It's no secret that American automakers are in a tough spot; perhaps none more so than General Motors. The nation's largest automaker stock is sinking, dipping under $10 per share for the first time in five decades.
Even with new models and idled plants, GM is still estimated to be losing a billion dollars every month. In the past, GM has relied on sales of trucks and SUVs which analysts say net profits of $10,000 per vehicle. With the rising cost of fuel, consumer demand has switched to smaller more efficient vehicles. However, the profit in small cars is not as significant as trucks, "We have better profits in trucks; everybody has better profits in trucks" says GM sales chief Mark LaNeve.
What is secret are GM's self-repair strategies. Rumors of the sale of Hummer, cash assents of almost $24 billion, and credit means that GM could hold out for another year in its current situation. GM Chairman Rick Wagoner and most GM executives have declined to comment until a formal plan has been made public.

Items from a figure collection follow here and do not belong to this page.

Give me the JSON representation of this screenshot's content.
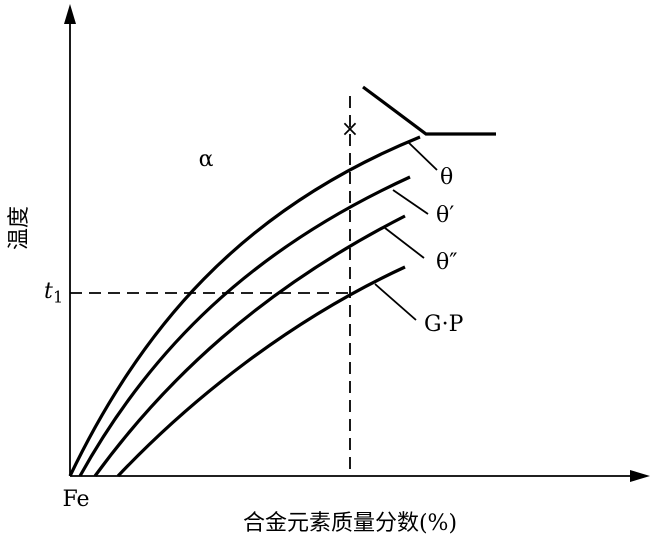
{
  "axes": {
    "y_label": "温度",
    "x_label": "合金元素质量分数(%)",
    "origin": "Fe",
    "t_label": "t",
    "t_subscript": "1"
  },
  "region": "α",
  "marker": "×",
  "curves": [
    {
      "label": "θ"
    },
    {
      "label": "θ′"
    },
    {
      "label": "θ″"
    },
    {
      "label": "G·P"
    }
  ]
}
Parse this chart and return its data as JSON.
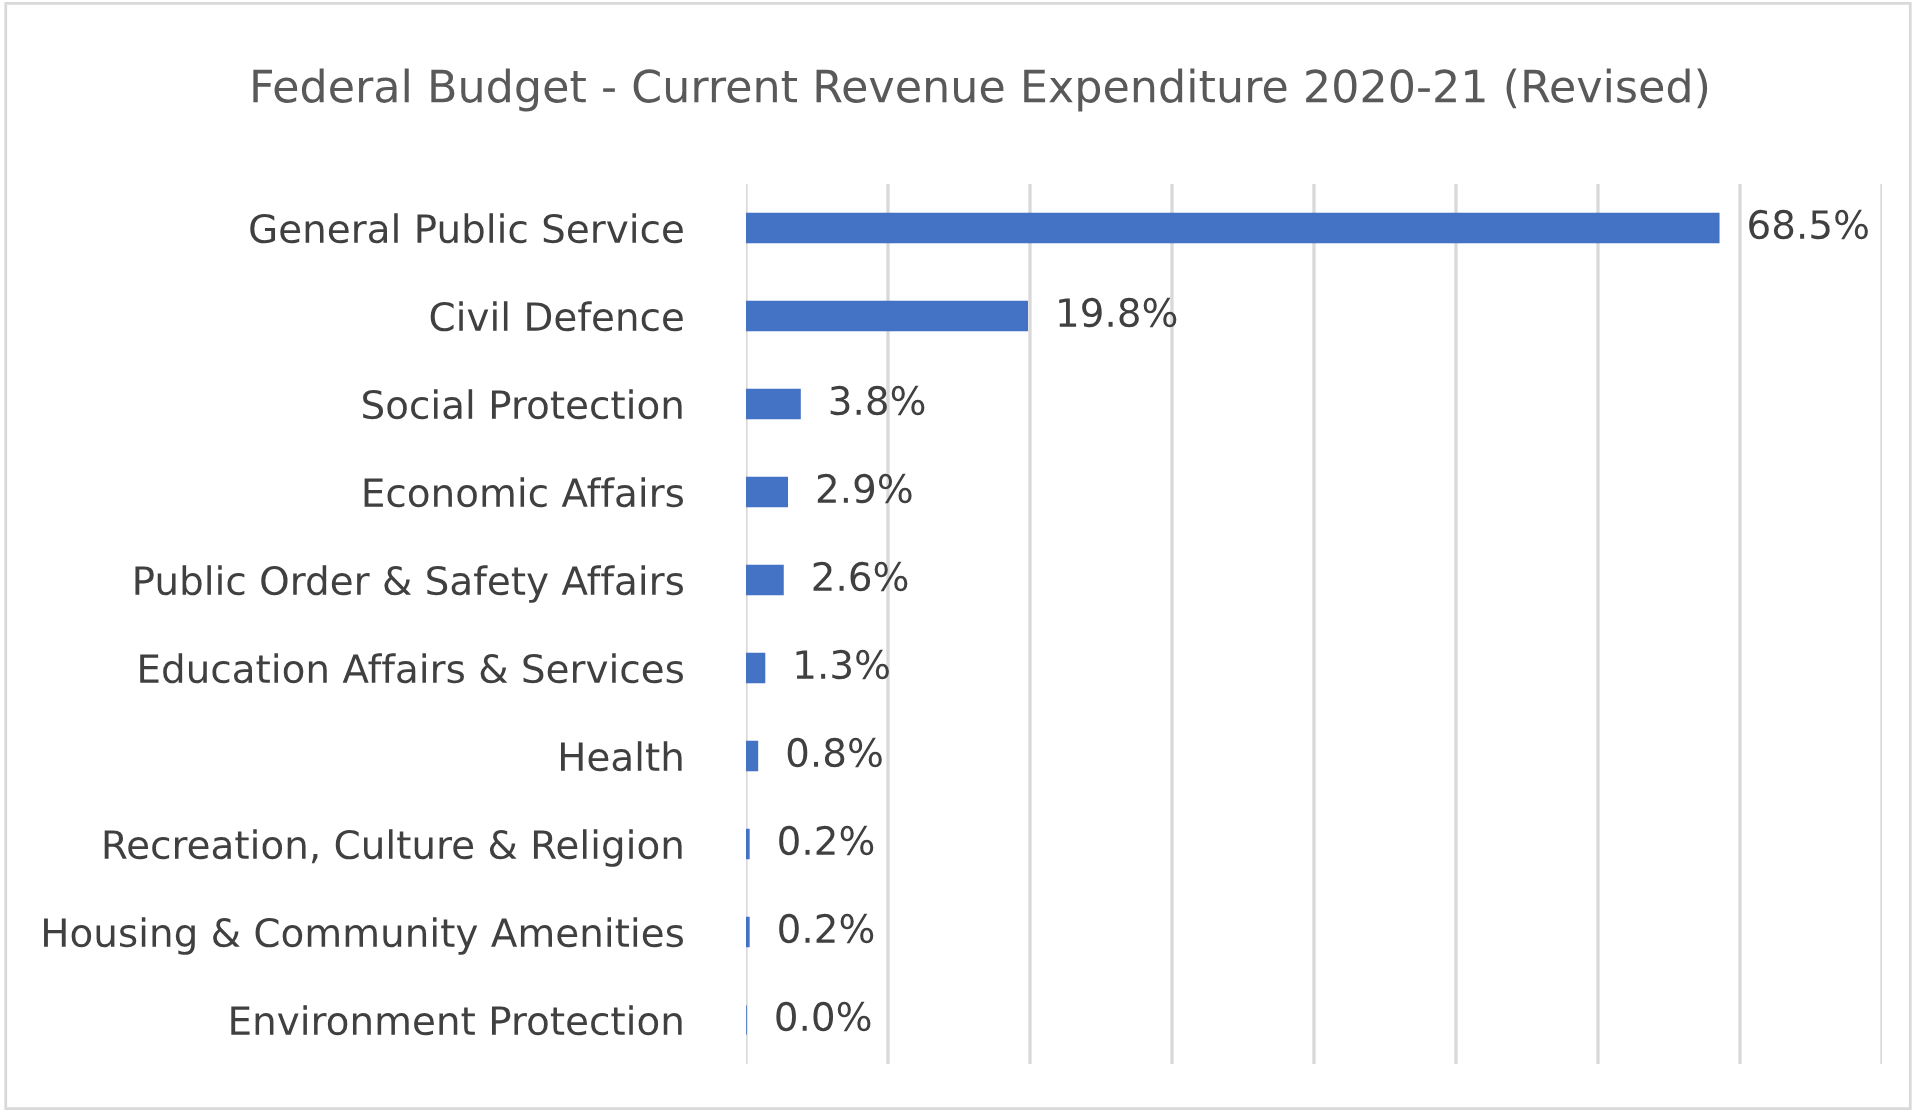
{
  "chart_data": {
    "type": "bar",
    "orientation": "horizontal",
    "title": "Federal Budget - Current Revenue Expenditure 2020-21 (Revised)",
    "categories": [
      "General Public Service",
      "Civil Defence",
      "Social Protection",
      "Economic Affairs",
      "Public Order & Safety Affairs",
      "Education Affairs & Services",
      "Health",
      "Recreation, Culture & Religion",
      "Housing & Community Amenities",
      "Environment Protection"
    ],
    "values": [
      68.5,
      19.8,
      3.8,
      2.9,
      2.6,
      1.3,
      0.8,
      0.2,
      0.2,
      0.0
    ],
    "value_labels": [
      "68.5%",
      "19.8%",
      "3.8%",
      "2.9%",
      "2.6%",
      "1.3%",
      "0.8%",
      "0.2%",
      "0.2%",
      "0.0%"
    ],
    "color": "#4472c4",
    "xlim": [
      0,
      80
    ],
    "xticks": [
      {
        "value": 0,
        "label": null
      },
      {
        "value": 10,
        "label": null
      },
      {
        "value": 20,
        "label": null
      },
      {
        "value": 30,
        "label": null
      },
      {
        "value": 40,
        "label": null
      },
      {
        "value": 50,
        "label": null
      },
      {
        "value": 60,
        "label": null
      },
      {
        "value": 70,
        "label": null
      },
      {
        "value": 80,
        "label": null
      }
    ],
    "grid": "x",
    "tick_labels": "y"
  }
}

GM may have another card to play, courtesy of its international operations.; Sales in Europe, South America, and China sales are much stronger than domestic sales, with European operations witnessing a 2.8 percent growth in the first half of 2008. David Cole, director of the Center for Automotive Research suggests that borrowing against European operations could aid GM. "If they borrow against them, it would go a long way toward solving this cash-flow nightmare."
The key will be investing those dollars to hunt for profit or at least immediately, breaking even. With a downturn in automotive sales, borrowing cash means GM and Wagoner need to find profit quickly, or this could be their last move.